Suggestions help me do my job. Suggestions from my colleagues help me see faults in my articles that I am overlooking. Suggestions from readers like you clue me into topics we should cover in the magazine. Getting that feedback can be tough, however. People sometimes assume that their advice won’t be welcome.
How open are you to suggestions, particularly from your shopfloor employees? I think manufacturers that don’t provide a means for those on the shop floor to offer ideas are doing their business a disservice.
Those people are positioned to identify process bottlenecks because they work through them every day. There’s a good chance they can suggest ways that will allow them to perform their duties more efficiently. And increased employee efficiency leads to increased profits.

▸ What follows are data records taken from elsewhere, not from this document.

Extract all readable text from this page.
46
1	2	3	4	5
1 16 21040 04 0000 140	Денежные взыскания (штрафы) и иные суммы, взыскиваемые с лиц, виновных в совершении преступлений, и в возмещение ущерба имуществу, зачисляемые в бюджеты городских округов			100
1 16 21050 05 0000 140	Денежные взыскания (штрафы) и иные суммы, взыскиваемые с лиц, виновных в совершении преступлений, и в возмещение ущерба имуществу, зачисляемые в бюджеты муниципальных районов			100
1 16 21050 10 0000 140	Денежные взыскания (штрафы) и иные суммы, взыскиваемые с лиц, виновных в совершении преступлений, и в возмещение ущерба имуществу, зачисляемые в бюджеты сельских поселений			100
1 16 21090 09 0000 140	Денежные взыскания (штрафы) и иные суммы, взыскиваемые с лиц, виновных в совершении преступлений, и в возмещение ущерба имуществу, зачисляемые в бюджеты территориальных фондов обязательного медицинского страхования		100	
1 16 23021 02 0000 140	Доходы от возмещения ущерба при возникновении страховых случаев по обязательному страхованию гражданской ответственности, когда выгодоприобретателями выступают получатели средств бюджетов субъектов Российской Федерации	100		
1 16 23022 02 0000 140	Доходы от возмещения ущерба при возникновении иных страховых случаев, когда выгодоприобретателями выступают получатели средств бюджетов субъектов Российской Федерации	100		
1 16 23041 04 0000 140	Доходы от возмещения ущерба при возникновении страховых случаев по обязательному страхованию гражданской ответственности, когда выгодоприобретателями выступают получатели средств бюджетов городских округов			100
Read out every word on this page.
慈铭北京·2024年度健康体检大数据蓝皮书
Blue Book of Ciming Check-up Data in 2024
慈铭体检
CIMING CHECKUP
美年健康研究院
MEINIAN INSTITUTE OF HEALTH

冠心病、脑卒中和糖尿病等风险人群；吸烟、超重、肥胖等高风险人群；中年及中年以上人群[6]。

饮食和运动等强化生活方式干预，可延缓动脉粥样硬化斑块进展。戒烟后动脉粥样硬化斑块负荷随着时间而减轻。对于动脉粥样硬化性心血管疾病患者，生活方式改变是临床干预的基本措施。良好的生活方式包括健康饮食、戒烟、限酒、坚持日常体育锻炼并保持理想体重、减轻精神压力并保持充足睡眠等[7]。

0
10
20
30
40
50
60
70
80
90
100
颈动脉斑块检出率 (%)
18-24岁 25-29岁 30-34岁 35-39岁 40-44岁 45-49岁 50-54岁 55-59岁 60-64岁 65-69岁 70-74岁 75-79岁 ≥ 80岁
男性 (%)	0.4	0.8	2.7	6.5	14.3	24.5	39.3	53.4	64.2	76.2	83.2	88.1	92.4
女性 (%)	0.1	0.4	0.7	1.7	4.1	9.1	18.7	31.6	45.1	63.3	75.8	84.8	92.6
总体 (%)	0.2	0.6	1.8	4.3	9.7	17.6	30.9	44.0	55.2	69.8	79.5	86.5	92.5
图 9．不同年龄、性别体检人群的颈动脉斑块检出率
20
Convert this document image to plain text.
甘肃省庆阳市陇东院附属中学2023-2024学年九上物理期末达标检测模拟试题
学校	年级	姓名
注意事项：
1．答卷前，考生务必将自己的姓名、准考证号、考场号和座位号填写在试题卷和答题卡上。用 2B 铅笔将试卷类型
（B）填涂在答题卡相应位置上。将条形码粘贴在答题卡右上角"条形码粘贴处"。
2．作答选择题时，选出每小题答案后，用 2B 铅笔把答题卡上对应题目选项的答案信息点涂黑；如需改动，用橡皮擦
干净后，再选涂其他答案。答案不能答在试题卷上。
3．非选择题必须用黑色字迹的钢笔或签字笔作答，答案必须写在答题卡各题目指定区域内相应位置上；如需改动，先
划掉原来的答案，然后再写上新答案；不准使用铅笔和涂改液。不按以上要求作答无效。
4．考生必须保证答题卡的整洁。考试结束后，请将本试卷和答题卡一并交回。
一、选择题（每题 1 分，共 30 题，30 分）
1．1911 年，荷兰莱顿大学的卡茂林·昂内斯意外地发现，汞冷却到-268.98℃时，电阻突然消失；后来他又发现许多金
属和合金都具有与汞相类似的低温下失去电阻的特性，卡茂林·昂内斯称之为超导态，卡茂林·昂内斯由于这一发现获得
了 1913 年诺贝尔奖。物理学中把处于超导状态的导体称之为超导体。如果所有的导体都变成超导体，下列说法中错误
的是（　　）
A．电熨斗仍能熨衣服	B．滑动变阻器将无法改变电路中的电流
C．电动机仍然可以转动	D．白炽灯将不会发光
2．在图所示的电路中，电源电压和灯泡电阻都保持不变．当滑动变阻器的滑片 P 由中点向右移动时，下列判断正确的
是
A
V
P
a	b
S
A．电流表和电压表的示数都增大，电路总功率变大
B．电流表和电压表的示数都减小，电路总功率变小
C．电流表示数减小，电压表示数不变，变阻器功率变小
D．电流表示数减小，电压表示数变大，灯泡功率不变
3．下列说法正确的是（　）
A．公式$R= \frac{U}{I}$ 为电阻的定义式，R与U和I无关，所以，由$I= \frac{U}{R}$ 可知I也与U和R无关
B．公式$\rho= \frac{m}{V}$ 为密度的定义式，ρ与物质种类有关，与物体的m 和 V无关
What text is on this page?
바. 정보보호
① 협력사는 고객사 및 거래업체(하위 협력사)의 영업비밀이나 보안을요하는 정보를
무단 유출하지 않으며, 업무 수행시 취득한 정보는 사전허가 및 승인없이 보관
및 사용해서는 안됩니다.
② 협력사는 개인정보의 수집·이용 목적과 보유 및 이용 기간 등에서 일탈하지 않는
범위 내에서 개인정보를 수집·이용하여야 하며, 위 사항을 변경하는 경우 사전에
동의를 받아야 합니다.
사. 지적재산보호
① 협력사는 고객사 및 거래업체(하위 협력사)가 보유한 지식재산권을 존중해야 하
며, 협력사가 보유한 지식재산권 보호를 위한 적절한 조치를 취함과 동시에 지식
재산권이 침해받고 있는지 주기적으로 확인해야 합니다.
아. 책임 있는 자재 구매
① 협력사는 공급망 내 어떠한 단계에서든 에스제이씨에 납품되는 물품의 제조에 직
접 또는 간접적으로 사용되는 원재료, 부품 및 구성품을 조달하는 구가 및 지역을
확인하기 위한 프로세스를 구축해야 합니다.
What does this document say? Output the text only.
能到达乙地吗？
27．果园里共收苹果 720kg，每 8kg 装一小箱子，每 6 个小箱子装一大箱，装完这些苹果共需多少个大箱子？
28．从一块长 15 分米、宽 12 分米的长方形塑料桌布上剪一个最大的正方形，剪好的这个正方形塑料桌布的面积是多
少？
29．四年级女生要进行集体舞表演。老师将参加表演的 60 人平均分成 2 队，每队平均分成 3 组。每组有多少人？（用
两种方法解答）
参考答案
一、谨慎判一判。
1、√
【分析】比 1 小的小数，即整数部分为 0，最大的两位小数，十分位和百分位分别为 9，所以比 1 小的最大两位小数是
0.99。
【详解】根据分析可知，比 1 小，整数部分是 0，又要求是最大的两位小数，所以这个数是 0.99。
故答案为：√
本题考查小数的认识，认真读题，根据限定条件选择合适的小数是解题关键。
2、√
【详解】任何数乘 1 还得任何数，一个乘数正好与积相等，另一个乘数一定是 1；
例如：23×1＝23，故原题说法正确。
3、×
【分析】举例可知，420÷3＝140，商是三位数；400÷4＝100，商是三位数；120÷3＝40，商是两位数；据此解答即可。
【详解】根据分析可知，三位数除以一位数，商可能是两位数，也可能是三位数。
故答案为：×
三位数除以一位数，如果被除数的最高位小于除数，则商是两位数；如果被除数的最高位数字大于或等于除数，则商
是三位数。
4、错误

The two most effective ways that I’ve seen manufacturers solicit information from their shopfloor employees are regular group meetings and prominent problem/solution boards. So which method is best for your company? I suggest you consider using both. That’s because they offer a comfortable communication platform for extroverts and introverts, respectively.
Unlike introverts, extroverts thrive in situations in which ideas are freely bandied about. Daily or weekly brainstorming sessions offer the ideal environment for them to trade ideas and shape more efficient processes.
Problem/solution boards can prove more effective at receiving introverts’ input. These boards are often used in shops striving to maintain a visual workplace. A simple dry-erase board allows employees to list a problem, offer a possible solution and possibly even estimate cost versus payback for the company. It should be located in a common area so all employees can plainly see the issues that have been identified. This helps spur corrective action.
It’s important that all employees know you are open to suggestions, and also that feedback will be supplied in a timely fashion. Employees who know managers are honestly considering their opinions are more likely to offer fresh ideas on a regular basis.